Eric no responde. Me mira con esos ojazos que me tienen loca. Al final, sisea:

–¿He de estarlo?

Niego con la cabeza mientras le doy al botón de los CD del coche y me sorprendo al ver que Eric escucha mi música. Mientras Eric protesta y yo sonrío, Luis Miguel canta:

Tanto tiempo disfrutamos de este amor, nuestras almas se acercaron tanto así,

que yo guardo tu sabor, pero tú llevas también, sabor a mí.

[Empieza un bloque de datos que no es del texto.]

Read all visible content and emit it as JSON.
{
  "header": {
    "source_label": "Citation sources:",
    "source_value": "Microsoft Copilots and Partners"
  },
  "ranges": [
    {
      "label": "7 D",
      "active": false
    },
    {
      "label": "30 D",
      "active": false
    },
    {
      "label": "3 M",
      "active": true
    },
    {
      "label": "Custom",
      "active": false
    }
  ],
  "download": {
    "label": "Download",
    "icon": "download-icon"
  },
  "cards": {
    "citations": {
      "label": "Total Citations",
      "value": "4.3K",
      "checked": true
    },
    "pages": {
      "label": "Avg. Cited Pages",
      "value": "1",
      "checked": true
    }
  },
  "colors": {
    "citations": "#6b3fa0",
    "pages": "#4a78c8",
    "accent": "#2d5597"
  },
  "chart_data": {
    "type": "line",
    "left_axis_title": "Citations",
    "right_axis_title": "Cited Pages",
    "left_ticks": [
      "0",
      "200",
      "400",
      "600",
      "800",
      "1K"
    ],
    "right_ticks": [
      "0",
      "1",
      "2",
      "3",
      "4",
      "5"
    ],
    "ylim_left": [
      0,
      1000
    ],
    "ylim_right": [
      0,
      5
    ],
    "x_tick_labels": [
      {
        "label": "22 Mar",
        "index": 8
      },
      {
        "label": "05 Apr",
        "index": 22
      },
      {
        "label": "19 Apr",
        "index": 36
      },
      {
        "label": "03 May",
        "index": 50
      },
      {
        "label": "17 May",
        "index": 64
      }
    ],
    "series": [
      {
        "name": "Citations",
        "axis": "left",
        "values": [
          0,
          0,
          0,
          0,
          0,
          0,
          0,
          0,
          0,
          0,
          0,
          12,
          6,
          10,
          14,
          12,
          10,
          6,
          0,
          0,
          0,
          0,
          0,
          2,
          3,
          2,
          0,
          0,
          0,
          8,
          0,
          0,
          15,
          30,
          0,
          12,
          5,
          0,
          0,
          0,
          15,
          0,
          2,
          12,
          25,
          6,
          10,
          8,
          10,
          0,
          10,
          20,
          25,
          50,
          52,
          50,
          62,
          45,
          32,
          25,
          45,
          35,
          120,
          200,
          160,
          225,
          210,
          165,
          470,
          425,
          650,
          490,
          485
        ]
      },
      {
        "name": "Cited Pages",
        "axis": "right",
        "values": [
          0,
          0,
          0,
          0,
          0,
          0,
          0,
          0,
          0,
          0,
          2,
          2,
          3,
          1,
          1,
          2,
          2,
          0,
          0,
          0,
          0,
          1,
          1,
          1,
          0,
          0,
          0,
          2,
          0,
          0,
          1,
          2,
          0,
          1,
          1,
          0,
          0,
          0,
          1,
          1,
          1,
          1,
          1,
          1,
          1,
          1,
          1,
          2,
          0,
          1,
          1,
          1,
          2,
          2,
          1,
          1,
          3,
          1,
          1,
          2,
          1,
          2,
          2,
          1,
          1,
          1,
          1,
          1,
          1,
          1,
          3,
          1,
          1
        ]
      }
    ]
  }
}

¡Oh, Dios, qué bolero más romántico!

Miro a Eric. Su ceño fruncido me hace suspirar, y sin dejarle continuar con sus quejas, pregunto:

–¿Estás mejor de tu dolor de cabeza?

–Sí.

Tengo que hacer algo. Tengo que relajarlo y hacerlo sonreír. Por ello, digo:

–Sal del coche.

Sorprendido, me mira y pregunta:

–¿Cómo?

Abro la puerta del coche y repito:

–Sal del coche.

–¿Para qué?

–Sal del coche, y lo sabrás —insisto.

Cuando lo hace, da un portazo. En su línea. Antes de salir yo subo la música a tope y dejo mi puerta abierta. Susto sale también. Después, camino hacia donde está mi gruñón preferido y, abrazándolo, digo ante su cara de mosqueo:

–Baila conmigo.

–¡¿Qué?!

–Baila conmigo —insisto.

–¿Aquí?

–Sí.

–¿En medio de la calle?

–Sí... Y bajo la nieve. ¿No te parece romántico e ideal?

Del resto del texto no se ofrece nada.